Charlie, c’est roman de la parano. L’ambiance condense trois décennies d’histoire américaine pas très reluisante.
Entre 1950 et 1954, le maccarthysme voit une chasse aux sorcières s’abattre sur le pays pour se débarrasser des communistes et des homosexuels. L’Amérique s’attaque à ses propres citoyens, et vas-y que ça dénonce, fiche, licencie, incarcère, ostracise à qui mieux-mieux dans l’arbitraire le plus total sur fond de parano à tous les étages, avec pour résultat plus de dégâts sur la société américaine que la menace que les trois communistes et demi du pays faisaient soi-disant peser sur la nation.
Dans les années 50-60, le mouvement des droits civiques des Noirs Américains voit quantité d’organisations infiltrées par le FBI qui se lâche tranquille sur les méthodes gestapistes avec l’aval du gouvernement. Les agents fédéraux se feront bien plaisir aussi pendant la guerre du Vietnam avec les pacifistes et activistes à garder dans le collimateur (et à tabasser un peu aussi, parce que c’est la raison d’être des forces de l’ordre).
Guerre froide oblige, le complexe militaro-industriel en profite pour faire des siennes avec toutes dérives imaginables que peuvent supposer les collusions d’intérêts publics et privés, surtout quand il y a des sommes colossales en jeu (et le moyen au passage d’en engourdir une partie dans ses fouilles, ni vu ni connu). Lobbying, corruption, pressions, programmes secrets clandestins, expériences délirantes (MK-Ultra)…
Le gouvernement n’est pas en reste, déjà parce qu’il cautionne tout ce que je viens de décrire, mais en plus il cultive ses propres conneries à lui, avec un art consommé de l’excellence quand il s’agit de chier dans la colle, doublé d’un talent formidable à se faire gauler avec le froc sur les chevilles. L’exemple le plus connu est le scandale du Watergate (1972-1974), qui ne sera jamais que la cerise pourrie sur le gâteau de la crise de confiance du peuple américain. La confiance, elle était bien écornée avant. On citera la publication des Pentagon papers en 1971 qui révèle que les troupes américaines ont été engagées au Vietnam bien avant la date officielle annoncée par le gouvernement comme étant la vérité vraie, croix de bois, croix de fer. Déjà que le conflit divisait les Américains bien comme il faut, la couche de mensonges du gouvernement n’a rien arrangé.

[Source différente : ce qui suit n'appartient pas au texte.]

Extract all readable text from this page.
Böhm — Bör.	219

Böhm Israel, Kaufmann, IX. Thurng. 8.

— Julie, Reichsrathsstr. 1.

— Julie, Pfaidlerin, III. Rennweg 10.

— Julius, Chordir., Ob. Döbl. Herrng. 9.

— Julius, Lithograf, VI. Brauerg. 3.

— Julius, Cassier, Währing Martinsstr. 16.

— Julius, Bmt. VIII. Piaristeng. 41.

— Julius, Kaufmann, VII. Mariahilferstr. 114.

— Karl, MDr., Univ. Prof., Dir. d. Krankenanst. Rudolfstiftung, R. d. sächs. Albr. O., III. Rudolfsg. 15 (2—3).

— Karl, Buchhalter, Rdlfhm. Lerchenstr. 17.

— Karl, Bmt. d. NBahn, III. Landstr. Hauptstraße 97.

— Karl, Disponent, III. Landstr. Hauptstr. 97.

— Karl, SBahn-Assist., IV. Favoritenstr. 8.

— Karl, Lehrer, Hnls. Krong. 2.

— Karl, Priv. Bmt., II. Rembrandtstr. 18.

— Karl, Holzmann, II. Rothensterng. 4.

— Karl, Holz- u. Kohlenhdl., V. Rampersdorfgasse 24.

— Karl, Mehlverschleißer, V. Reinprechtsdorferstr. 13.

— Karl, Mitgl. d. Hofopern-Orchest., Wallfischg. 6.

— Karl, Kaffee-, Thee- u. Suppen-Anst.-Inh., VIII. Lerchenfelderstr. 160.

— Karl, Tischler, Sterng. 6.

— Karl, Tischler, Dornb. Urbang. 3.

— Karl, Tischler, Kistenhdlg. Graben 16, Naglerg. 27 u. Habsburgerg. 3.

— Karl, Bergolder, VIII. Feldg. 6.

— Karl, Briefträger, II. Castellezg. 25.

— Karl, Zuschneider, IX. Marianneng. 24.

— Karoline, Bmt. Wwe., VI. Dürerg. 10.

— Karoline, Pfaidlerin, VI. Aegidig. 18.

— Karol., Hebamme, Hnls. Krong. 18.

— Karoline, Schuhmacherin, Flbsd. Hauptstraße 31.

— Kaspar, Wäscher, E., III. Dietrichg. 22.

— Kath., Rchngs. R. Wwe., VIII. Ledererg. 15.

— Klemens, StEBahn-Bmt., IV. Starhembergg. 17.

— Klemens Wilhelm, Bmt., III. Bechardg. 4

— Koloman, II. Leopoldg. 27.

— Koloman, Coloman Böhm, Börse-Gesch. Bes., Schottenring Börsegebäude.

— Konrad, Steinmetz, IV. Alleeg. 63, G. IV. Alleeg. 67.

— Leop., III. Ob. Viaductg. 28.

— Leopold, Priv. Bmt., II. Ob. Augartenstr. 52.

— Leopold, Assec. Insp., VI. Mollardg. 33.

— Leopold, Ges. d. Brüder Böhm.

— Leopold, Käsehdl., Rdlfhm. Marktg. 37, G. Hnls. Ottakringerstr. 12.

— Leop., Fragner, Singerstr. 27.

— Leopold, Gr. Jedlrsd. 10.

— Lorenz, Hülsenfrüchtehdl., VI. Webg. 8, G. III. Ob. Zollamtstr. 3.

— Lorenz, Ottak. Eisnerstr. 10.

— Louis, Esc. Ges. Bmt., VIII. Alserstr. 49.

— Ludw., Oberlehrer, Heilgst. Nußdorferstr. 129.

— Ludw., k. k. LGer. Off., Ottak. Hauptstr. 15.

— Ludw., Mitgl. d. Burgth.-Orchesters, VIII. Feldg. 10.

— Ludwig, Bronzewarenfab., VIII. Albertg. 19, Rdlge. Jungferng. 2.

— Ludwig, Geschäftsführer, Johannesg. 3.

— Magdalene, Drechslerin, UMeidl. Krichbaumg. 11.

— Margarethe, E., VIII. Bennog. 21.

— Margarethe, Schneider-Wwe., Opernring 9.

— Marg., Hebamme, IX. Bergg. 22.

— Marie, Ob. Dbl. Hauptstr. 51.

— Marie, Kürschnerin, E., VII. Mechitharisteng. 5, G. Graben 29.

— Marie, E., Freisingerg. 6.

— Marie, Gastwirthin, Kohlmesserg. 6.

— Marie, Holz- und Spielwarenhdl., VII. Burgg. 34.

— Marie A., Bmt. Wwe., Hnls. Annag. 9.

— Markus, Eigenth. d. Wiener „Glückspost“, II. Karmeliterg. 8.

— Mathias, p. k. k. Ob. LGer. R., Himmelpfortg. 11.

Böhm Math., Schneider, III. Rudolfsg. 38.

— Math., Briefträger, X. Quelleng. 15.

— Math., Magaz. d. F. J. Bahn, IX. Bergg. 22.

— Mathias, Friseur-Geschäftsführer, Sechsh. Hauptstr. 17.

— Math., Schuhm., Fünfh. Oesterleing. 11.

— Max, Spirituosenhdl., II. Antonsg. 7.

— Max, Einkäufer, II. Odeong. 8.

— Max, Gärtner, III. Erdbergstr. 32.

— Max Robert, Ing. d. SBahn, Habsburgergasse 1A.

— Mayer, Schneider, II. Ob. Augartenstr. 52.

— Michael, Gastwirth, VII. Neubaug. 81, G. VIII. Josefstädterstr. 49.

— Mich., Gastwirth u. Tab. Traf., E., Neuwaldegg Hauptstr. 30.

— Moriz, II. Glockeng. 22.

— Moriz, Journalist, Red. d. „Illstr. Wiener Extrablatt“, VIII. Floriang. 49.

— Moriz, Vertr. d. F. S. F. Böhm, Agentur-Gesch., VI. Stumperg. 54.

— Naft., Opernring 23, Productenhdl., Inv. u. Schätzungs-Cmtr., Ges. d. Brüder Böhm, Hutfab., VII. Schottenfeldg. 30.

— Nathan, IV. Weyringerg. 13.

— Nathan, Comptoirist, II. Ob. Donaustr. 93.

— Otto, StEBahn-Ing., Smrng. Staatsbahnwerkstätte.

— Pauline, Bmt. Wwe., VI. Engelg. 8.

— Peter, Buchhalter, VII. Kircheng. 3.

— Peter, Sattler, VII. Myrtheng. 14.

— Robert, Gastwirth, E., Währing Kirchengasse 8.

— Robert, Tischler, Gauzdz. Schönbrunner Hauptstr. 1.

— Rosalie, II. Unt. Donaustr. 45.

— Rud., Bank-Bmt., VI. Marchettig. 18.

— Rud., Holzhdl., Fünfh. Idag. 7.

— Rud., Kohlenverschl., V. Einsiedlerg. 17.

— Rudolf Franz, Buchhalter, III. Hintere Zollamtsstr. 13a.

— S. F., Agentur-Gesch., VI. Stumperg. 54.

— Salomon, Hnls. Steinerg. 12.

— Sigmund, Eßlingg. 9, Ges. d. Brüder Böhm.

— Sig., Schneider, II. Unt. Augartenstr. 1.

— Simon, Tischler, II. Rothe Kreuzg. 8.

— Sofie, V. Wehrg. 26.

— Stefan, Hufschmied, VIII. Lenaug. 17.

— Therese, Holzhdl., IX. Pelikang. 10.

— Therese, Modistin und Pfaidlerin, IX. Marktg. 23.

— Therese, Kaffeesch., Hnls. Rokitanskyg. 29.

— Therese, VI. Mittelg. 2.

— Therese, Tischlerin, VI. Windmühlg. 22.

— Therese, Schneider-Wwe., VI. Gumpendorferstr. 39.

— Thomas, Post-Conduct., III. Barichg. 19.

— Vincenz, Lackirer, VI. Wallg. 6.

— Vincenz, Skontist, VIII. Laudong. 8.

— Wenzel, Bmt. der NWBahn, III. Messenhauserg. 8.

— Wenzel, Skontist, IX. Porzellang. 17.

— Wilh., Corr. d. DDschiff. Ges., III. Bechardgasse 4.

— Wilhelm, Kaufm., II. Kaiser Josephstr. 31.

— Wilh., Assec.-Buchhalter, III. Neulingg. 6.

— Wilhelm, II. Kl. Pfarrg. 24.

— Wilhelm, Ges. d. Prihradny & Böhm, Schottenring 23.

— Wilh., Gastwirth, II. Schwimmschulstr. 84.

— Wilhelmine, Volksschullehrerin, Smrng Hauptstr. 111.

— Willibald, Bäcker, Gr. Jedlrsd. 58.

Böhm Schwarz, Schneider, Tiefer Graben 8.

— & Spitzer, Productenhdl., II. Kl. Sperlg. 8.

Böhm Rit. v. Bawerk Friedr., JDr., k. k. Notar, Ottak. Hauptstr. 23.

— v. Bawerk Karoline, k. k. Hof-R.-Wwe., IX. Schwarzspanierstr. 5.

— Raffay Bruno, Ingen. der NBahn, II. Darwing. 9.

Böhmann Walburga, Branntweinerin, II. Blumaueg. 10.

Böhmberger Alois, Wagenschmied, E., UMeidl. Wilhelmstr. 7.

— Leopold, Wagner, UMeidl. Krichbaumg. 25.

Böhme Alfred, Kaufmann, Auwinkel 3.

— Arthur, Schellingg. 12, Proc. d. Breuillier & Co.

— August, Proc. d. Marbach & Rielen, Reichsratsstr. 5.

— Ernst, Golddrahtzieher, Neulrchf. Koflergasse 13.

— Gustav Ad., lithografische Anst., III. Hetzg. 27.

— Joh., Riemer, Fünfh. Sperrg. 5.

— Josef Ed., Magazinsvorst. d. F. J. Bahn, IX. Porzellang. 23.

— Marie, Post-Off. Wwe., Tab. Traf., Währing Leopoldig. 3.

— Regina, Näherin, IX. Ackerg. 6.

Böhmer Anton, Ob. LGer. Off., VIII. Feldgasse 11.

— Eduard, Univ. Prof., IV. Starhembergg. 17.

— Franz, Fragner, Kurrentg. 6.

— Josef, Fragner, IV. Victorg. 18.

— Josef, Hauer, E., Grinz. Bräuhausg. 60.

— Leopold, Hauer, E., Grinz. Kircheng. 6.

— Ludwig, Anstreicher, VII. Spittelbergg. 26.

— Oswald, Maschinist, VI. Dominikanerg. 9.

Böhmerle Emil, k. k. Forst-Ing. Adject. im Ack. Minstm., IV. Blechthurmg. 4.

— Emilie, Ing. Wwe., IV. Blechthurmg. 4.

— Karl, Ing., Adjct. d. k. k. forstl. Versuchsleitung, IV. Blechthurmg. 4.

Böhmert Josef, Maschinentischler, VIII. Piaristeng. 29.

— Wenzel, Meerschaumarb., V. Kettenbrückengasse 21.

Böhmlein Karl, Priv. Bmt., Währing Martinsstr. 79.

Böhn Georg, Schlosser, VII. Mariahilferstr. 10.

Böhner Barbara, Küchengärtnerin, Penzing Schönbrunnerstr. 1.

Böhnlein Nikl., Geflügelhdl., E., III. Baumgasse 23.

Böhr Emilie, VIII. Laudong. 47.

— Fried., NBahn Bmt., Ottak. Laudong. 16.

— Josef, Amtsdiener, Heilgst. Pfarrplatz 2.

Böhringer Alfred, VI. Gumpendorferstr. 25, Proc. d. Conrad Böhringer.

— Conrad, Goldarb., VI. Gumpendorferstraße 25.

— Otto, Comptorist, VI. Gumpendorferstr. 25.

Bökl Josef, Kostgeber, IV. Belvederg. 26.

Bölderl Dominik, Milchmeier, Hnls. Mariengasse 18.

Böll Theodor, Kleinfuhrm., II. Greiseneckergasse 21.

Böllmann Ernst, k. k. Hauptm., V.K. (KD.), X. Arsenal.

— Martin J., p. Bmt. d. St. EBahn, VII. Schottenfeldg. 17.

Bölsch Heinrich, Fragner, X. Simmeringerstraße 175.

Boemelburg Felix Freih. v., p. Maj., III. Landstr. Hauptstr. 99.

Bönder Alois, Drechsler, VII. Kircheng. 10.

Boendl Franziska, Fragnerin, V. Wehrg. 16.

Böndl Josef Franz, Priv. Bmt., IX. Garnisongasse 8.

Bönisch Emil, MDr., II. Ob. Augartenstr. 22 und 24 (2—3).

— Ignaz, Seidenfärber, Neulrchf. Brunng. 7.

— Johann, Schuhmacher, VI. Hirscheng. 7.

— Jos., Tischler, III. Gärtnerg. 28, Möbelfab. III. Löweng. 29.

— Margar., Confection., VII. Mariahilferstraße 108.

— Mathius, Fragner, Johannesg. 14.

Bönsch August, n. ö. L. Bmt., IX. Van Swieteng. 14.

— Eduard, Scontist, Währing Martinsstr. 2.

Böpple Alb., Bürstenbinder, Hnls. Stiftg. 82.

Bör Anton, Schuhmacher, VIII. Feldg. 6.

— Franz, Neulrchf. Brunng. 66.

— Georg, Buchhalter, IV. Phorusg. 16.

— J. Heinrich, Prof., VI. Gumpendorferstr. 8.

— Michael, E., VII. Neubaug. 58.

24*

Mais c’est la CIA qui décroche le pompon loin devant les autres. Véritable État dans l’État, elle mène quantité d’opérations dans son coin, jusque sur le sol américain où elle n’est pas censée intervenir. Tout ça, sans prévenir personne. La gestion de la question cubaine par la CIA laisse rêveur : des liens très forts avec la mafia italienne qui a de gros intérêts sur l’île, le fiasco de la baie des Cochons (1961), la préparation d’un plan fou pour déclencher une guerre et justifier une invasion de l’île (impliquant entre autres de commettre des attentats contre des citoyens américains aux États-Unis même), yolo !
Charlie synthétise à travers la Boîte, une agence gouvernementale fictive (mais pas tant que ça), trente ans de mensonges, de violence d’État, de méthodes criminelles, de libertés individuelles utilisées comme paillasson. Le roman cristallise la défiance des Américains envers le gouvernement et les agences en roue libre, plus dangereuses pour les citoyens que les menaces qu’elles sont censées combattre, faute de contrôle et de limites à leur pouvoir, dont elles abusent au-delà de toute mesure.
On l’aura compris, lire Charlie “à vide”, c’est bien. En ayant pas mal de connaissances sur la politique intérieure et extérieure des États-Unis, c’est mieux. Indispensable pour saisir toute la portée du texte et du sous-texte. Sinon, c’est juste une belle histoire de pouvoirs magiques, certes pas mal fichue avec son utilisation pertinente du flashback et son excellente gestion du suspense même si pas dépourvue de quelques longueurs, mais on passerait à côté de l’essentiel : la critique féroce de King à l’égard des instances de son pays et à travers elle la crise de confiance de tout un peuple envers ceux qui le gouvernent.